Physicians have written about patient cases for their peers and for the general public for years and years. Oliver Sacks, Atul Gawande and the weekly case report from MGH in the New England Journal of Medicine come to mind as current examples of this long tradition. This thing we call the blogoshere, though, due to its speed and informality, raises the potential of inadvertent breaches of patient confidentiality (and, of course, the potential for liability under HIPAA and state laws). A recent entry in iHealthBeat notes:
Physicians and other health care workers are attracted to blogs because of the anonymity they provide. While some medical bloggers write on uncontroversial topics, others use the outlet to discuss patients, sometimes in graphic or crude detail, according to the [Detroit] Free Press.
And therein lies the potential problem. Education, as well as adoption and enforcement of blogging policies by physician organizations and institutions, can help protect medical bloggers from potentially overstepping the bounds of propriety — and the law.
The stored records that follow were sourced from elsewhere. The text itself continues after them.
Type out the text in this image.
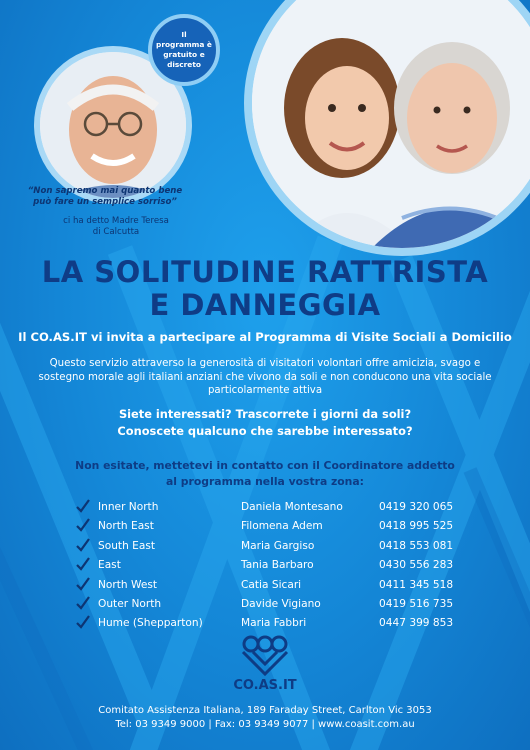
Il programma è gratuito e discreto
“Non sapremo mai quanto bene può fare un semplice sorriso”
ci ha detto Madre Teresa
di Calcutta
LA SOLITUDINE RATTRISTA
E DANNEGGIA
Il CO.AS.IT vi invita a partecipare al Programma di Visite Sociali a Domicilio
Questo servizio attraverso la generosità di visitatori volontari offre amicizia, svago e sostegno morale agli italiani anziani che vivono da soli e non conducono una vita sociale particolarmente attiva
Siete interessati? Trascorrete i giorni da soli?
Conoscete qualcuno che sarebbe interessato?
Non esitate, mettetevi in contatto con il Coordinatore addetto
al programma nella vostra zona:
Inner North	Daniela Montesano	0419 320 065
North East	Filomena Adem	0418 995 525
South East	Maria Gargiso	0418 553 081
East	Tania Barbaro	0430 556 283
North West	Catia Sicari	0411 345 518
Outer North	Davide Vigiano	0419 516 735
Hume (Shepparton)	Maria Fabbri	0447 399 853
CO.AS.IT
Comitato Assistenza Italiana, 189 Faraday Street, Carlton Vic 3053
Tel: 03 9349 9000 | Fax: 03 9349 9077 | www.coasit.com.au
But who will keep Google in check? The latest from the Googleplex is news of AdSense-funded free EHRs for physicians. Google says physicians can nix the ads by paying a $250 monthly fee. I know Google says they don’t read the content of the EHRs (just as they don’t read your gmail, etc.), they just analyze it in order to feed you targeted ads.
With a tip of the hat to John Christiansen, one must ask: if a physician who opts for the ad-subsidized version orders a federally-reimbursed service or product whose ad pops up next to a patient’s EHR, are we in anti-kickback territory?